Part 6

1 0 0
                                    

Pria itu sedang termenung di jendela kantornya. Menatap ke bawah, matanya tak sedang mencari fokus. Meski, ia sendiri bisa melihat lalu lalang manusia yang terlihat sangat kecil hampir seperti kerumunan semut sedang berjalan saling melewati. Bayangan gadis yang sedang menatapnya penuh kesedihan pun kini sering menghampiri pikirannya.

Sesekali Angga melenguh, masih tak percaya dengan yang terjadi sejak semalam, ketika dirinya bertemu dengan gadis itu.

Sungguh, gadis itu bukan siapa-siapa. Bukan yang tercantik, bukan pula seorang wanita dari keluarga terhormat, hingga Angga harus memperlakukannya dengan baik. Memastikan kondisi dan kebutuhannya terpenuhi.

Tapi itulah yang sedang Angga lakukan sekarang. Ia sangat khawatir dengan gadis itu.

Ralat.

Angga ingin gadis itu cepat sadar, sehingga ia bisa mencercanya dengan berbagai pertanyaan. Karena itulah yang sejak semalam ingin Angga lakukan. Dirinya penuh dengan pertanyaan untuk gadis tersebut.

Saat Angga sedang berkutat dengan pikirannya sendiri, terdengar ketukan dari arah pintu ruangan kantornya.

"Masuk"

Seorang wanita berambut panjang yang diikat kuncir kuda, berpakaian rapi lengkap dengan blazer dan sepatu pantofelnya masuk ke dalam ruangan begitu dipersilahkan oleh atasannya tersebut.

"Permisi Pak, ada yang ingin bertemu dengan Bapak. Beliau sudah membuat janji temu sebelumnya," ucap wanita itu yang tak lain adalah sekretarisnya sendiri.

"Oya? Siapa? Seingat saya nggak ada janji apapun hari ini," ujarnya.

"Kamu lupa sama janji kita Aswangga !"

Seorang laki-laki dengan tinggi rata-rata dan memakai setelan kemeja menerobos masuk. Wajahnya sedikit menampakkan rasa kesal.
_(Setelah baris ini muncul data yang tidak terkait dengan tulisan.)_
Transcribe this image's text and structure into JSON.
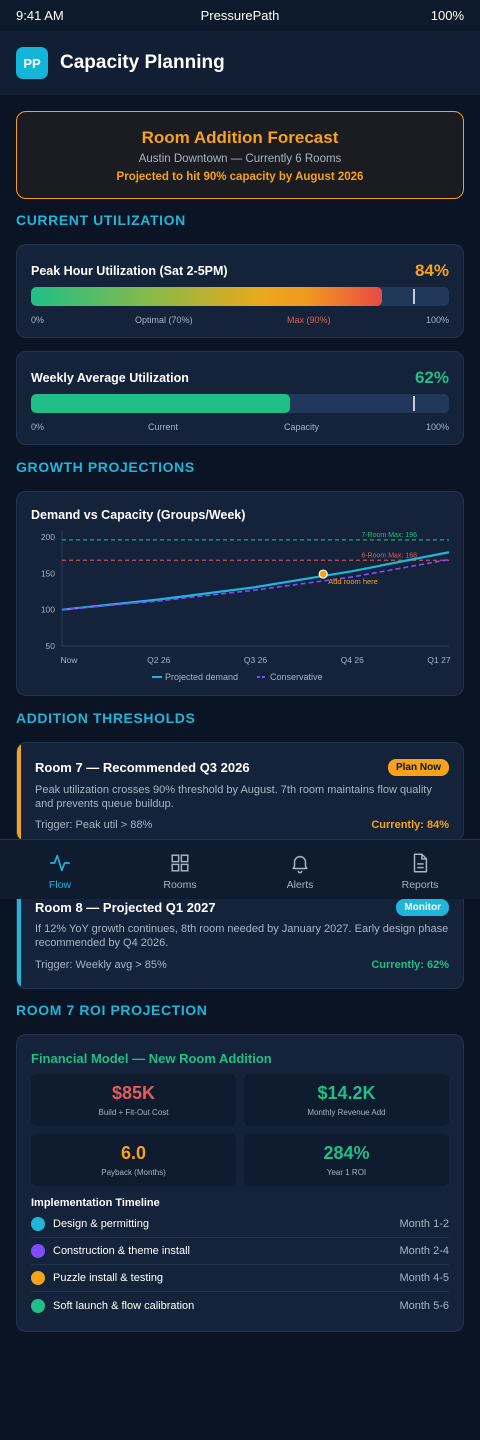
{
  "status_bar": {
    "time": "9:41 AM",
    "app_name": "PressurePath",
    "battery": "100%"
  },
  "header": {
    "logo_text": "PP",
    "title": "Capacity Planning"
  },
  "forecast": {
    "title": "Room Addition Forecast",
    "subtitle": "Austin Downtown — Currently 6 Rooms",
    "projection": "Projected to hit 90% capacity by August 2026",
    "border_color": "#f5a020"
  },
  "utilization": {
    "section_title": "CURRENT UTILIZATION",
    "peak": {
      "label": "Peak Hour Utilization (Sat 2-5PM)",
      "value_text": "84%",
      "fill": 0.84,
      "marker": 0.9,
      "scale": [
        "0%",
        "Optimal (70%)",
        "Max (90%)",
        "100%"
      ],
      "value_color": "#f7a21b"
    },
    "weekly": {
      "label": "Weekly Average Utilization",
      "value_text": "62%",
      "fill": 0.62,
      "marker": 0.9,
      "scale": [
        "0%",
        "Current",
        "Capacity",
        "100%"
      ],
      "value_color": "#1fbf87"
    }
  },
  "growth": {
    "section_title": "GROWTH PROJECTIONS"
  },
  "chart_data": {
    "type": "line",
    "title": "Demand vs Capacity (Groups/Week)",
    "x": [
      "Now",
      "Q2 26",
      "Q3 26",
      "Q4 26",
      "Q1 27"
    ],
    "ylim": [
      50,
      200
    ],
    "y_ticks": [
      200,
      150,
      100,
      50
    ],
    "series": [
      {
        "name": "Projected demand",
        "values": [
          100,
          114,
          131,
          153,
          179
        ],
        "color": "#1fb6d9",
        "style": "solid"
      },
      {
        "name": "Conservative",
        "values": [
          100,
          112,
          127,
          145,
          169
        ],
        "color": "#7c4dff",
        "style": "dashed"
      }
    ],
    "reference_lines": [
      {
        "label": "7-Room Max: 196",
        "value": 196,
        "color": "#1fbf87"
      },
      {
        "label": "6-Room Max: 168",
        "value": 168,
        "color": "#e85a5a"
      }
    ],
    "annotation": {
      "label": "Add room here",
      "x_index": 2.7,
      "value": 149,
      "color": "#f7a21b"
    },
    "grid": true,
    "legend": "bottom"
  },
  "thresholds": {
    "section_title": "ADDITION THRESHOLDS",
    "items": [
      {
        "title": "Room 7 — Recommended Q3 2026",
        "badge": "Plan Now",
        "description": "Peak utilization crosses 90% threshold by August. 7th room maintains flow quality and prevents queue buildup.",
        "trigger": "Trigger: Peak util > 88%",
        "current": "Currently: 84%",
        "accent": "#f7a21b"
      },
      {
        "title": "Room 8 — Projected Q1 2027",
        "badge": "Monitor",
        "description": "If 12% YoY growth continues, 8th room needed by January 2027. Early design phase recommended by Q4 2026.",
        "trigger": "Trigger: Weekly avg > 85%",
        "current": "Currently: 62%",
        "accent": "#1fb6d9"
      }
    ]
  },
  "nav": {
    "items": [
      {
        "label": "Flow",
        "icon": "activity-icon"
      },
      {
        "label": "Rooms",
        "icon": "grid-icon"
      },
      {
        "label": "Alerts",
        "icon": "bell-icon"
      },
      {
        "label": "Reports",
        "icon": "document-icon"
      }
    ],
    "active_color": "#1fb6d9"
  },
  "roi": {
    "section_title": "ROOM 7 ROI PROJECTION",
    "card_title": "Financial Model — New Room Addition",
    "stats": [
      {
        "value": "$85K",
        "label": "Build + Fit-Out Cost",
        "color": "#e85a5a"
      },
      {
        "value": "$14.2K",
        "label": "Monthly Revenue Add",
        "color": "#1fbf87"
      },
      {
        "value": "6.0",
        "label": "Payback (Months)",
        "color": "#f7a21b"
      },
      {
        "value": "284%",
        "label": "Year 1 ROI",
        "color": "#1fbf87"
      }
    ],
    "timeline_title": "Implementation Timeline",
    "timeline": [
      {
        "step": "Design & permitting",
        "months": "Month 1-2",
        "color": "#1fb6d9"
      },
      {
        "step": "Construction & theme install",
        "months": "Month 2-4",
        "color": "#7c4dff"
      },
      {
        "step": "Puzzle install & testing",
        "months": "Month 4-5",
        "color": "#f7a21b"
      },
      {
        "step": "Soft launch & flow calibration",
        "months": "Month 5-6",
        "color": "#1fbf87"
      }
    ]
  }
}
"Seorang Aswangga yang workaholic melupakan janji bisnisnya. Oh C'mon. You gotta be kidding!" ujar lelaki itu sambil menyeringai.

"Rendy! Oh God, sorry. Aku bener-bener lupa."

Angga langsung bangkit berdiri ketika mengetahui siapa yang datang.

Ia menghampiri lelaki itu, menyambut dan menyalaminya yang tidak terlihat begitu 'formal'.

"Apa sih yang ada di pikiran seorang Angga sampai lupa janji dengan sahabatnya sendiri?"

Angga terkekeh saat mendengar ledekan sahabatnya itu, namun takmengelaknya. Poin pertanyaan Rendy memang sangat tepat dilayangkan untuk Angga yang saat ini sedang terganggu pikirannya oleh seorang gadis.

Namun tentu saja Angga tidak menjawabnya seperti itu.

"Kerjaan numpuk banget bro akhir-akhir ini. Maklum Papah udah nyuruh buat ekspansi. Banyak banget yang harus diurus."

"Okelah, bisa dimaklumi."

Rendy mengangguk memahami kondisi Angga sebagai sesama pelaku bisnis.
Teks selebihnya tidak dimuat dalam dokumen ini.